The importance of changing light bulbs.  So this is about young woman (Teresa Palmer), stepping into the picture when her little brother (Gabriel Bateman) starts to complain about their mother (Maria Bello) going crazy.  They’re all on edge because they can’t sleep, which is all due to the fact that this entity known as Diana who pops up whenever the lights go out.  This is based on a three minute short that the same director released three years ago.  You have probably seen it already, or at least some sort of parody of it: a woman turns off the light and sees a shadow on the other side of the room, only to have it disappear when she clicks the lights back on.  It’s an effective gimmick to be sure, but was that enough to merit making a feature film ?  Well, that question is debatable, but I think they did as good enough of a job possible, given the limited source material.
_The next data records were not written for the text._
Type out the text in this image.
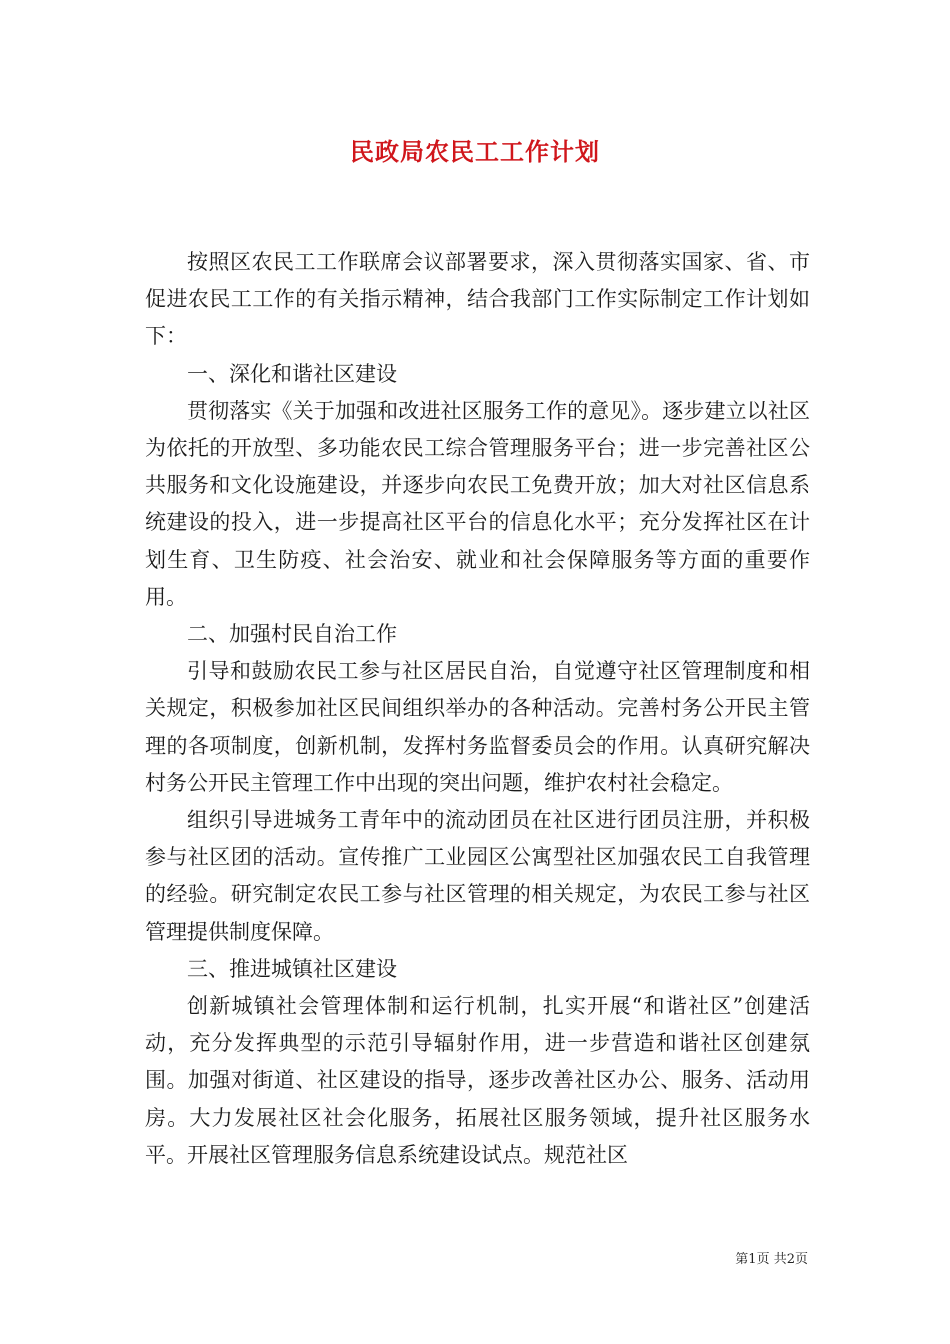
民政局农民工工作计划

按照区农民工工作联席会议部署要求，深入贯彻落实国家、省、市促进农民工工作的有关指示精神，结合我部门工作实际制定工作计划如下：

一、深化和谐社区建设

贯彻落实《关于加强和改进社区服务工作的意见》。逐步建立以社区为依托的开放型、多功能农民工综合管理服务平台；进一步完善社区公共服务和文化设施建设，并逐步向农民工免费开放；加大对社区信息系统建设的投入，进一步提高社区平台的信息化水平；充分发挥社区在计划生育、卫生防疫、社会治安、就业和社会保障服务等方面的重要作用。

二、加强村民自治工作

引导和鼓励农民工参与社区居民自治，自觉遵守社区管理制度和相关规定，积极参加社区民间组织举办的各种活动。完善村务公开民主管理的各项制度，创新机制，发挥村务监督委员会的作用。认真研究解决村务公开民主管理工作中出现的突出问题，维护农村社会稳定。

组织引导进城务工青年中的流动团员在社区进行团员注册，并积极参与社区团的活动。宣传推广工业园区公寓型社区加强农民工自我管理的经验。研究制定农民工参与社区管理的相关规定，为农民工参与社区管理提供制度保障。

三、推进城镇社区建设

创新城镇社会管理体制和运行机制，扎实开展“和谐社区”创建活动，充分发挥典型的示范引导辐射作用，进一步营造和谐社区创建氛围。加强对街道、社区建设的指导，逐步改善社区办公、服务、活动用房。大力发展社区社会化服务，拓展社区服务领域，提升社区服务水平。开展社区管理服务信息系统建设试点。规范社区

第1页 共2页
1It works especially well if you know that you’re going to have to do some walking through the dark later.

Now I do think that Lights Out is well made enough that genre fans are going to get something out of it.  They even go the extra mile and explain why this is even happening, which is so rare to see, as the answer is almost always: “well, it is just ghosts from your past haunting you”.  While I do appreciate this, I do have to call this movie out for being what it is: a giant bag of jump scares.  You’re essentially dealing with the boogeyman here, as this entity can only exist in the darkness, and every time she pops up, it’s accompanied by a score swell and maybe a character yelling and screaming.  It’s a bit of a pet peeve of mine within the genre, and to be honest it is kind of a turn off, just because it is something that so often comes as a package deal with the genre.

2There is also every excuse in the book to have non-working lights, as you can probably imagine.

I do have an appreciation in that this movie gets you in and out as quickly as can be; at a lean 80 minutes, you can fit this into a busy schedule rather easily.  Lights Out is what I like to call “hands over your eyes horror”, because it telegraphs where the scares are, and then usually follows through with it.  It is very simple, but that’s understandable based on the fact that this is based on a three minute short.  I liked Teresa Palmer in this, but I think Gabriel Bateman still has a ways to go as an actor, but hey, he’s only 12, so he has plenty of time to grow.  There is also this boyfriend character (played by Alexander DiPersia) that I don’t really understand why he sticks around during this story; being in a relationship for eight months is not a good enough reason for him to tolerate the levels of crazy that he endures, but he does at least add for a little bit of comedic relief to the story.  I think that this is going to play well to genre fans, and that’s really about it.